According to ICE Mortgage Technology, a servicing and mortgage market intelligence provider, 154,000 more mortgage borrowers were at least 90 days late on their payments or in foreclosure in March than a year ago.

Among the roughly 245,000 active foreclosures at the beginning of April, 3.4% were “zombie” foreclosures, where homeowners have abandoned their properties before foreclosure proceedings concluded. That rate is slightly higher than the 3.3% zombie foreclosure rate in the first quarter and the second quarter of 2025, Attom reported Thursday.

“The increase in zombie foreclosures across most states may reflect a foreclosure market that is slowly returning to more normalized levels,” Attom CEO Rob Barber commented in the report. Amid vacancy rates that remain “relatively steady” nationwide, he observed zombie foreclosures “still represent only a small share” of homes in foreclosure.
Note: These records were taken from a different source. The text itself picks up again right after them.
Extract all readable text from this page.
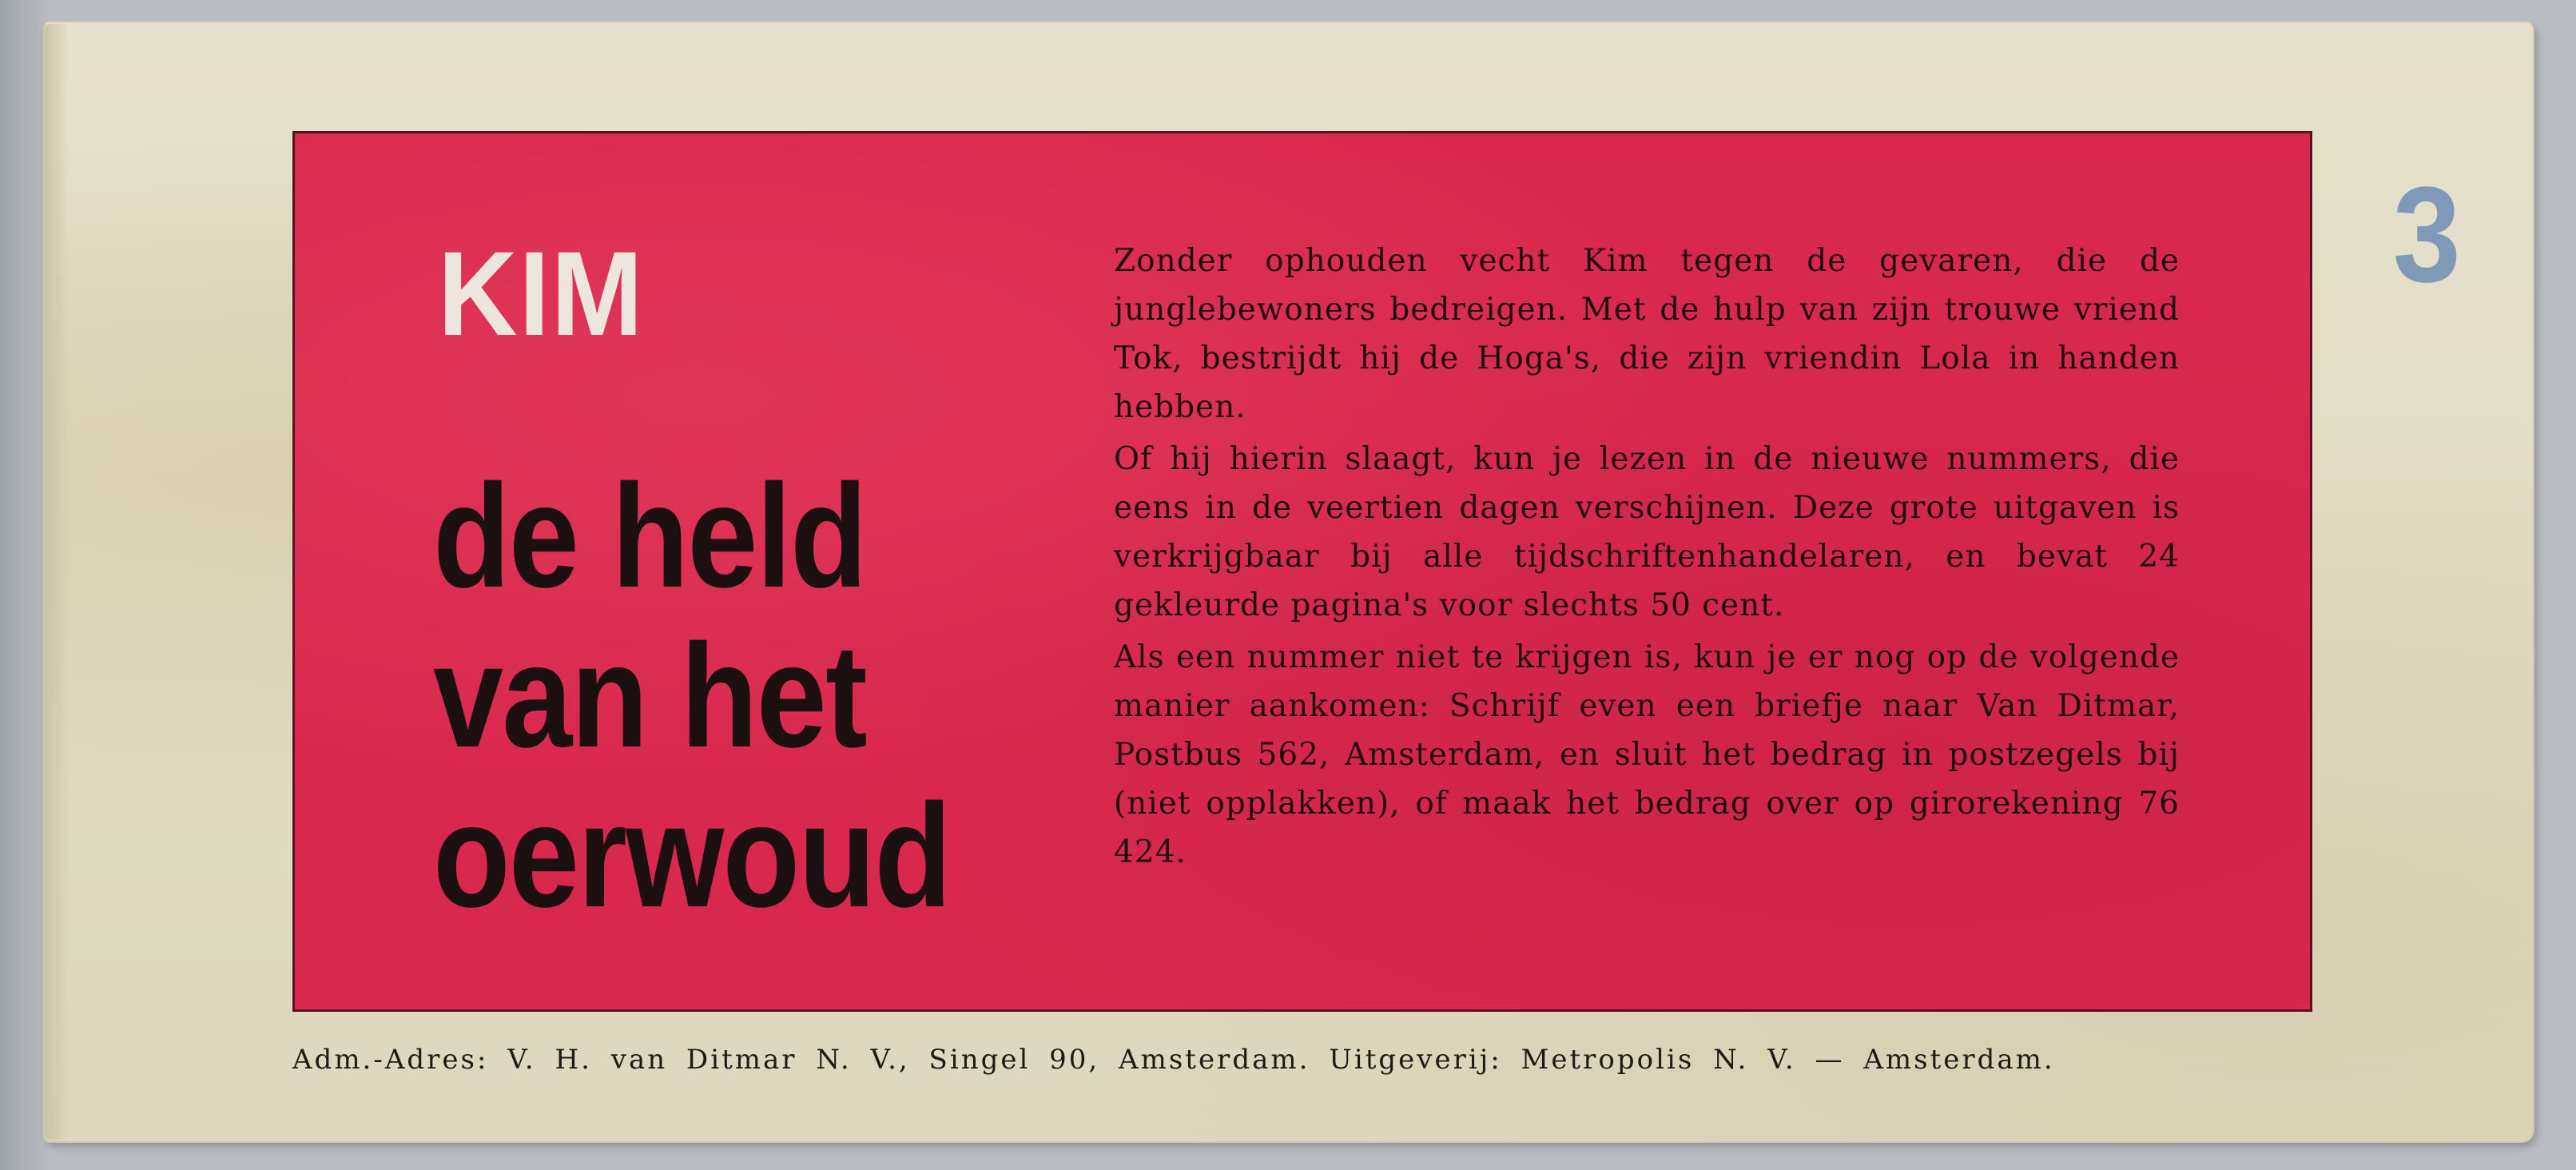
KIM
de held
van het
oerwoud

Zonder ophouden vecht Kim tegen de gevaren, die de junglebewoners bedreigen. Met de hulp van zijn trouwe vriend Tok, bestrijdt hij de Hoga's, die zijn vriendin Lola in handen hebben.

Of hij hierin slaagt, kun je lezen in de nieuwe nummers, die eens in de veertien dagen verschijnen. Deze grote uitgaven is verkrijgbaar bij alle tijdschriftenhandelaren, en bevat 24 gekleurde pagina's voor slechts 50 cent.

Als een nummer niet te krijgen is, kun je er nog op de volgende manier aankomen: Schrijf even een briefje naar Van Ditmar, Postbus 562, Amsterdam, en sluit het bedrag in postzegels bij (niet opplakken), of maak het bedrag over op girorekening 76 424.

3
Adm.-Adres: V. H. van Ditmar N. V., Singel 90, Amsterdam. Uitgeverij: Metropolis N. V. — Amsterdam.
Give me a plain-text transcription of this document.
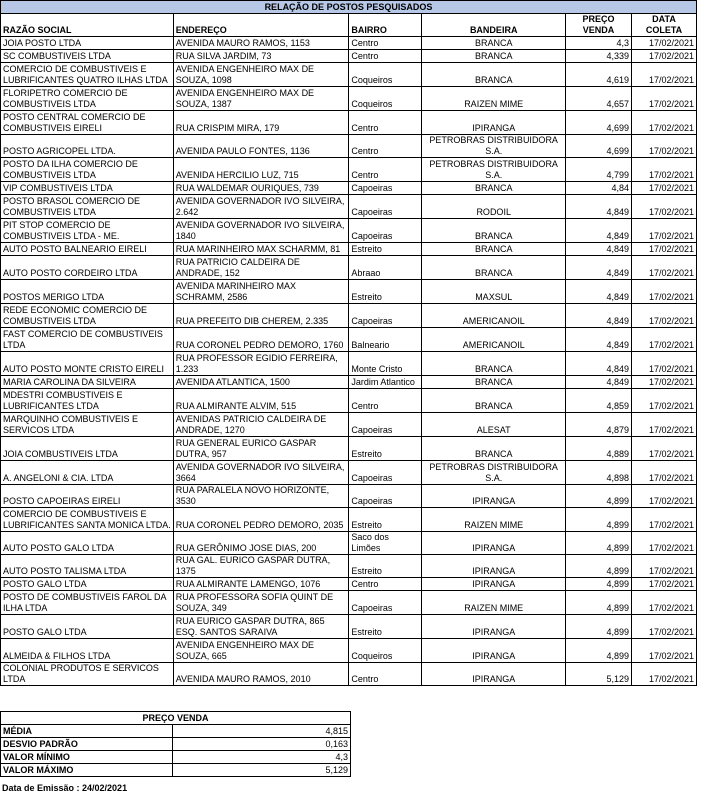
RELAÇÃO DE POSTOS PESQUISADOS					
RAZÃO SOCIAL	ENDEREÇO	BAIRRO	BANDEIRA	PREÇO VENDA	DATA COLETA
JOIA POSTO LTDA	AVENIDA MAURO RAMOS, 1153	Centro	BRANCA	4,3	17/02/2021
SC COMBUSTIVEIS LTDA	RUA SILVA JARDIM, 73	Centro	BRANCA	4,339	17/02/2021
COMERCIO DE COMBUSTIVEIS E LUBRIFICANTES QUATRO ILHAS LTDA	AVENIDA ENGENHEIRO MAX DE SOUZA, 1098	Coqueiros	BRANCA	4,619	17/02/2021
FLORIPETRO COMERCIO DE COMBUSTIVEIS LTDA	AVENIDA ENGENHEIRO MAX DE SOUZA, 1387	Coqueiros	RAIZEN MIME	4,657	17/02/2021
POSTO CENTRAL COMERCIO DE COMBUSTIVEIS EIRELI	RUA CRISPIM MIRA, 179	Centro	IPIRANGA	4,699	17/02/2021
POSTO AGRICOPEL LTDA.	AVENIDA PAULO FONTES, 1136	Centro	PETROBRAS DISTRIBUIDORA S.A.	4,699	17/02/2021
POSTO DA ILHA COMERCIO DE COMBUSTIVEIS LTDA	AVENIDA HERCILIO LUZ, 715	Centro	PETROBRAS DISTRIBUIDORA S.A.	4,799	17/02/2021
VIP COMBUSTIVEIS LTDA	RUA WALDEMAR OURIQUES, 739	Capoeiras	BRANCA	4,84	17/02/2021
POSTO BRASOL COMERCIO DE COMBUSTIVEIS LTDA	AVENIDA GOVERNADOR IVO SILVEIRA, 2.642	Capoeiras	RODOIL	4,849	17/02/2021
PIT STOP COMERCIO DE COMBUSTIVEIS LTDA - ME.	AVENIDA GOVERNADOR IVO SILVEIRA, 1840	Capoeiras	BRANCA	4,849	17/02/2021
AUTO POSTO BALNEARIO EIRELI	RUA MARINHEIRO MAX SCHARMM, 81	Estreito	BRANCA	4,849	17/02/2021
AUTO POSTO CORDEIRO LTDA	RUA PATRICIO CALDEIRA DE ANDRADE, 152	Abraao	BRANCA	4,849	17/02/2021
POSTOS MERIGO LTDA	AVENIDA MARINHEIRO MAX SCHRAMM, 2586	Estreito	MAXSUL	4,849	17/02/2021
REDE ECONOMIC COMERCIO DE COMBUSTIVEIS LTDA	RUA PREFEITO DIB CHEREM, 2.335	Capoeiras	AMERICANOIL	4,849	17/02/2021
FAST COMERCIO DE COMBUSTIVEIS LTDA	RUA CORONEL PEDRO DEMORO, 1760	Balneario	AMERICANOIL	4,849	17/02/2021
AUTO POSTO MONTE CRISTO EIRELI	RUA PROFESSOR EGIDIO FERREIRA, 1.233	Monte Cristo	BRANCA	4,849	17/02/2021
MARIA CAROLINA DA SILVEIRA	AVENIDA ATLANTICA, 1500	Jardim Atlantico	BRANCA	4,849	17/02/2021
MDESTRI COMBUSTIVEIS E LUBRIFICANTES LTDA	RUA ALMIRANTE ALVIM, 515	Centro	BRANCA	4,859	17/02/2021
MARQUINHO COMBUSTIVEIS E SERVICOS LTDA	AVENIDAS PATRICIO CALDEIRA DE ANDRADE, 1270	Capoeiras	ALESAT	4,879	17/02/2021
JOIA COMBUSTIVEIS LTDA	RUA GENERAL EURICO GASPAR DUTRA, 957	Estreito	BRANCA	4,889	17/02/2021
A. ANGELONI & CIA. LTDA	AVENIDA GOVERNADOR IVO SILVEIRA, 3664	Capoeiras	PETROBRAS DISTRIBUIDORA S.A.	4,898	17/02/2021
POSTO CAPOEIRAS EIRELI	RUA PARALELA NOVO HORIZONTE, 3530	Capoeiras	IPIRANGA	4,899	17/02/2021
COMERCIO DE COMBUSTIVEIS E LUBRIFICANTES SANTA MONICA LTDA.	RUA CORONEL PEDRO DEMORO, 2035	Estreito	RAIZEN MIME	4,899	17/02/2021
AUTO POSTO GALO LTDA	RUA GERÔNIMO JOSE DIAS, 200	Saco dos Limões	IPIRANGA	4,899	17/02/2021
AUTO POSTO TALISMA LTDA	RUA GAL. EURICO GASPAR DUTRA, 1375	Estreito	IPIRANGA	4,899	17/02/2021
POSTO GALO LTDA	RUA ALMIRANTE LAMENGO, 1076	Centro	IPIRANGA	4,899	17/02/2021
POSTO DE COMBUSTIVEIS FAROL DA ILHA LTDA	RUA PROFESSORA SOFIA QUINT DE SOUZA, 349	Capoeiras	RAIZEN MIME	4,899	17/02/2021
POSTO GALO LTDA	RUA EURICO GASPAR DUTRA, 865 ESQ. SANTOS SARAIVA	Estreito	IPIRANGA	4,899	17/02/2021
ALMEIDA & FILHOS LTDA	AVENIDA ENGENHEIRO MAX DE SOUZA, 665	Coqueiros	IPIRANGA	4,899	17/02/2021
COLONIAL PRODUTOS E SERVICOS LTDA	AVENIDA MAURO RAMOS, 2010	Centro	IPIRANGA	5,129	17/02/2021
PREÇO VENDA	
MÉDIA	4,815
DESVIO PADRÃO	0,163
VALOR MÍNIMO	4,3
VALOR MÁXIMO	5,129
Data de Emissão : 24/02/2021
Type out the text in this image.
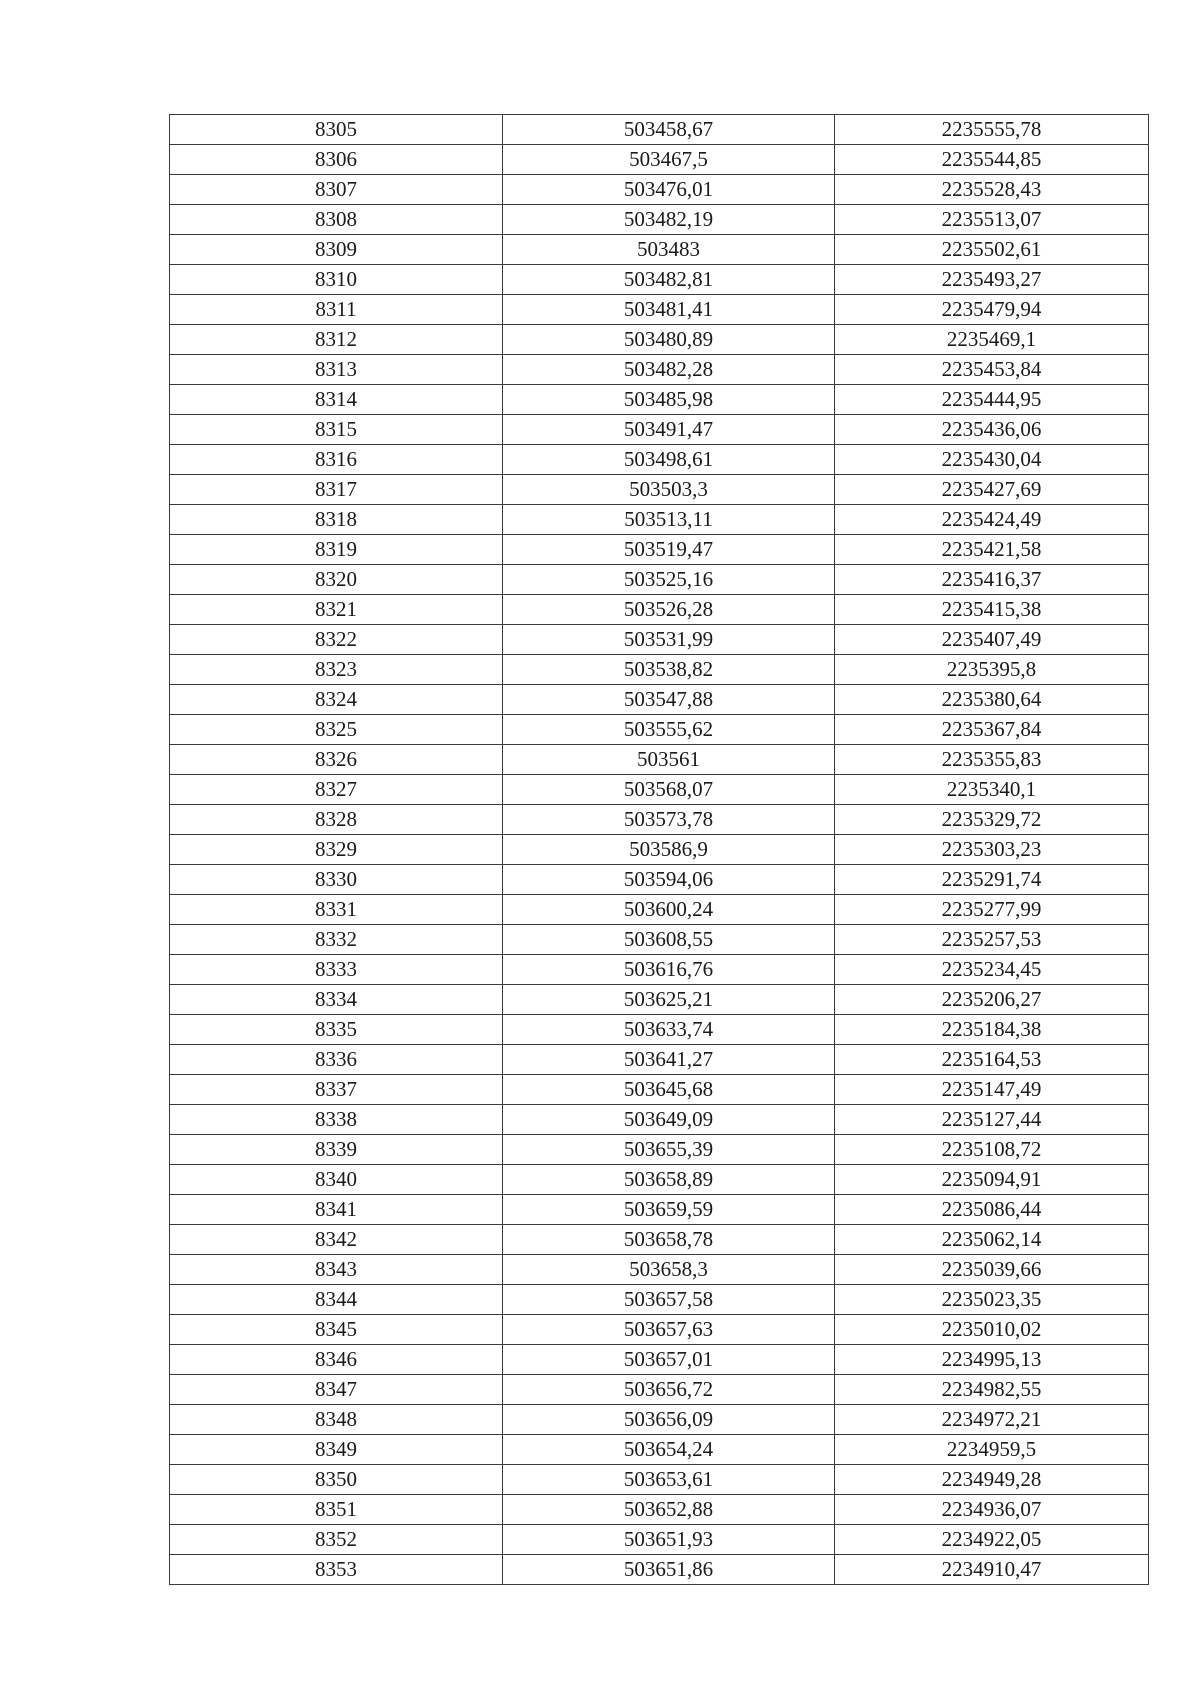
8305	503458,67	2235555,78
8306	503467,5	2235544,85
8307	503476,01	2235528,43
8308	503482,19	2235513,07
8309	503483	2235502,61
8310	503482,81	2235493,27
8311	503481,41	2235479,94
8312	503480,89	2235469,1
8313	503482,28	2235453,84
8314	503485,98	2235444,95
8315	503491,47	2235436,06
8316	503498,61	2235430,04
8317	503503,3	2235427,69
8318	503513,11	2235424,49
8319	503519,47	2235421,58
8320	503525,16	2235416,37
8321	503526,28	2235415,38
8322	503531,99	2235407,49
8323	503538,82	2235395,8
8324	503547,88	2235380,64
8325	503555,62	2235367,84
8326	503561	2235355,83
8327	503568,07	2235340,1
8328	503573,78	2235329,72
8329	503586,9	2235303,23
8330	503594,06	2235291,74
8331	503600,24	2235277,99
8332	503608,55	2235257,53
8333	503616,76	2235234,45
8334	503625,21	2235206,27
8335	503633,74	2235184,38
8336	503641,27	2235164,53
8337	503645,68	2235147,49
8338	503649,09	2235127,44
8339	503655,39	2235108,72
8340	503658,89	2235094,91
8341	503659,59	2235086,44
8342	503658,78	2235062,14
8343	503658,3	2235039,66
8344	503657,58	2235023,35
8345	503657,63	2235010,02
8346	503657,01	2234995,13
8347	503656,72	2234982,55
8348	503656,09	2234972,21
8349	503654,24	2234959,5
8350	503653,61	2234949,28
8351	503652,88	2234936,07
8352	503651,93	2234922,05
8353	503651,86	2234910,47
The company reported that zombie properties increased on a quarterly basis in 38 states and Washington, D.C., with Georgia, North Carolina, Indiana, Iowa and South Carolina leading the pack. Zombie foreclosures in Georgia bumped up 98% to 101 properties, for example, while South Carolina rose 15.4% to 150 vacant foreclosures.

Among overall residential property vacancy rates, Oklahoma, Kansas, Alabama, West Virginia and Missouri led the U.S. at the start of the second quarter, with between 2.1% and 2.4% of homes within their borders sitting empty. States with the fewest empty homes were concentrated in the Northeast, with New Hampshire, Vermont, New Jersey, Connecticut and Idaho posting vacancy rates between 0.3% and 0.6%.

Attom also flagged that investor-owned homes continue to sit empty at a rate more than double the national rate. More than 890,000, or 3.5%, of the 25.1 million homes owned by institutional investors — defined by Attom as those who own 10 or more properties — were vacant as of the start of the second quarter, the same rate as the first quarter.

Indiana, Illinois, Kansas, Oklahoma and Alabama had the highest vacancy rates among investor-owned homes, with rates between 6.1% and 7%.